1°) Le Parlement britannique s’en est emparé avant le Parlement français et ils ont bien du
mérite parce que si on en croit les études faites par les ingénieurs français, le Royaume-Uni n’est pas aussi bien doté que la France en la matière et donc l’enjeu n’est pas le même. Voici le rapport remis par le Département « Energie et Changement Climatique » de la Chambre des Communes (équivalent de la commission de l’Energie de l’Assemblée Nationale) le 23 mai dernier

http://www.publications.parliament.uk/pa/cm201012/cmselect/cmenergy/795/79502.htm

http://www.publications.parliament.uk/pa/cm201012/cmselect/cmenergy/795/795vw01.htm

Comme toujours pragmatiques, les Parlementaires britanniques disent grosso modo : « nous sommes moins concernés que d’autres pays en Europe, par exemple la Pologne. Donc « Wait and See », restons vigilants et surveillons ce qu’ils font, du point de vue technique et juridique pour renforcer la sécurité de l’exploitation. Car s’il semble acquis que la technique de fracturation hydraulique en elle-même ne pollue pas les nappes phréatiques, pour peu qu’on prenne les précautions élémentaires d’étanchéité des puits, (ce qui est quand même la moindre des choses),nous ne connaissons pas toutes les conséquences à grandes échelles d’une telle exploitation.

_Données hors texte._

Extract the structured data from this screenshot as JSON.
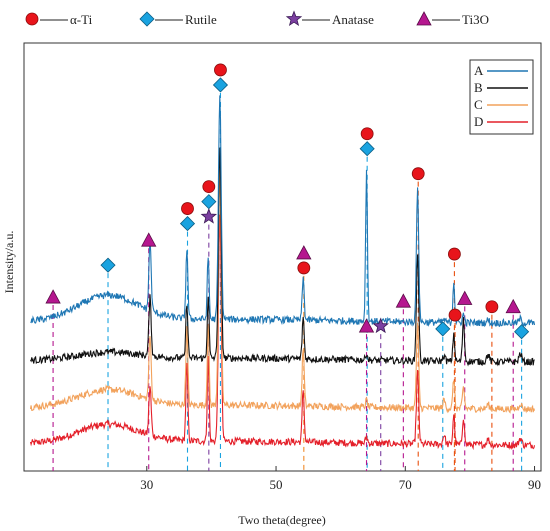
{
  "chart_data": {
    "type": "line",
    "xlabel": "Two theta(degree)",
    "ylabel": "Intensity/a.u.",
    "xlim": [
      11,
      91
    ],
    "xticks": [
      30,
      50,
      70,
      90
    ],
    "phase_legend": [
      {
        "label": "α-Ti",
        "marker": "circle",
        "color": "#e8141b"
      },
      {
        "label": "Rutile",
        "marker": "diamond",
        "color": "#1aa3e0"
      },
      {
        "label": "Anatase",
        "marker": "star",
        "color": "#7b3fa0"
      },
      {
        "label": "Ti3O",
        "marker": "triangle",
        "color": "#b5178f"
      }
    ],
    "series": [
      {
        "name": "A",
        "color": "#1f77b4",
        "baseline": 0.0,
        "amp": 1.0,
        "hump_amp": 0.18
      },
      {
        "name": "B",
        "color": "#111111",
        "baseline": -0.28,
        "amp": 1.0,
        "hump_amp": 0.05
      },
      {
        "name": "C",
        "color": "#f2a25c",
        "baseline": -0.62,
        "amp": 1.0,
        "hump_amp": 0.12
      },
      {
        "name": "D",
        "color": "#e4202a",
        "baseline": -0.88,
        "amp": 1.0,
        "hump_amp": 0.13
      }
    ],
    "peaks": [
      {
        "x": 30.5,
        "h": [
          0.5,
          0.42,
          0.45,
          0.35
        ],
        "w": 0.25
      },
      {
        "x": 36.2,
        "h": [
          0.5,
          0.4,
          0.55,
          0.55
        ],
        "w": 0.22
      },
      {
        "x": 39.5,
        "h": [
          0.45,
          0.45,
          0.58,
          0.6
        ],
        "w": 0.2
      },
      {
        "x": 41.3,
        "h": [
          1.6,
          1.5,
          1.68,
          1.62
        ],
        "w": 0.3
      },
      {
        "x": 54.2,
        "h": [
          0.3,
          0.3,
          0.42,
          0.38
        ],
        "w": 0.22
      },
      {
        "x": 64.0,
        "h": [
          1.08,
          0.05,
          0.05,
          0.05
        ],
        "w": 0.2
      },
      {
        "x": 71.9,
        "h": [
          0.95,
          0.78,
          0.6,
          0.52
        ],
        "w": 0.25
      },
      {
        "x": 77.5,
        "h": [
          0.3,
          0.2,
          0.22,
          0.22
        ],
        "w": 0.2
      },
      {
        "x": 79.0,
        "h": [
          0.06,
          0.3,
          0.15,
          0.2
        ],
        "w": 0.22
      },
      {
        "x": 76.0,
        "h": [
          0.02,
          0.04,
          0.06,
          0.07
        ],
        "w": 0.25
      },
      {
        "x": 87.8,
        "h": [
          0.03,
          0.06,
          0.04,
          0.05
        ],
        "w": 0.3
      },
      {
        "x": 82.8,
        "h": [
          0.02,
          0.05,
          0.03,
          0.04
        ],
        "w": 0.3
      }
    ],
    "ylim": [
      -1.0,
      1.9
    ],
    "reference_lines": [
      {
        "x": 15.5,
        "marker": "triangle",
        "y_top": 0.19
      },
      {
        "x": 24.0,
        "marker": "diamond",
        "y_top": 0.42
      },
      {
        "x": 30.3,
        "marker": "triangle",
        "y_top": 0.6
      },
      {
        "x": 36.3,
        "marker": "circle-diamond",
        "y_top": 0.72
      },
      {
        "x": 39.6,
        "marker": "circle-diamond-star",
        "y_top": 0.77
      },
      {
        "x": 41.4,
        "marker": "circle-diamond",
        "y_top": 1.72
      },
      {
        "x": 54.3,
        "marker": "triangle-circle",
        "y_top": 0.4
      },
      {
        "x": 64.1,
        "marker": "circle-diamond",
        "y_top": 1.26
      },
      {
        "x": 64.0,
        "marker": "triangle",
        "y_top": -0.02
      },
      {
        "x": 66.2,
        "marker": "star",
        "y_top": -0.02
      },
      {
        "x": 69.7,
        "marker": "triangle",
        "y_top": 0.16
      },
      {
        "x": 72.0,
        "marker": "circle",
        "y_top": 1.08
      },
      {
        "x": 75.8,
        "marker": "diamond",
        "y_top": -0.04
      },
      {
        "x": 77.6,
        "marker": "circle",
        "y_top": 0.5
      },
      {
        "x": 77.7,
        "marker": "circle",
        "y_top": 0.06
      },
      {
        "x": 79.2,
        "marker": "triangle",
        "y_top": 0.18
      },
      {
        "x": 83.4,
        "marker": "circle",
        "y_top": 0.12
      },
      {
        "x": 86.7,
        "marker": "triangle",
        "y_top": 0.12
      },
      {
        "x": 88.0,
        "marker": "diamond",
        "y_top": -0.06
      }
    ]
  }
}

Comme en outre, il est hors de question qu’on se retrouve avec sur les bras des  » sites orphelins » lorsque l’exploitation sera terminée, il est bon de prévoir un Fonds de remise en état des sites financés par des prélèvements sur les forages. Bien que l’énergie ne soit pas une compétence communautaire, il serait bon d’avoir une politique commune au niveau européen. Enfin, n’oublions pas que si l’exploitation du gaz de schiste se développe, cela va avoir des effets sur le marché de l’énergie et qu’il conviendra d’en tenir compte dans les projections à moyen terme de décarbonation de l’économie :en effet, une énergie qui ne deviendrait pas plus chère risque de mettre à mal les efforts de recherche et de développement d’alternatives aux énergies fossiles.
Néanmoins le Département Energie et Changement Climatique de la Chambre des
Communes recommande de ne pas instaurer de moratoire sur les explorations mais
de les encadrer
(paradoxal, non?)»

Ces Britanniques sont décidément  cyniques et pragmatiques.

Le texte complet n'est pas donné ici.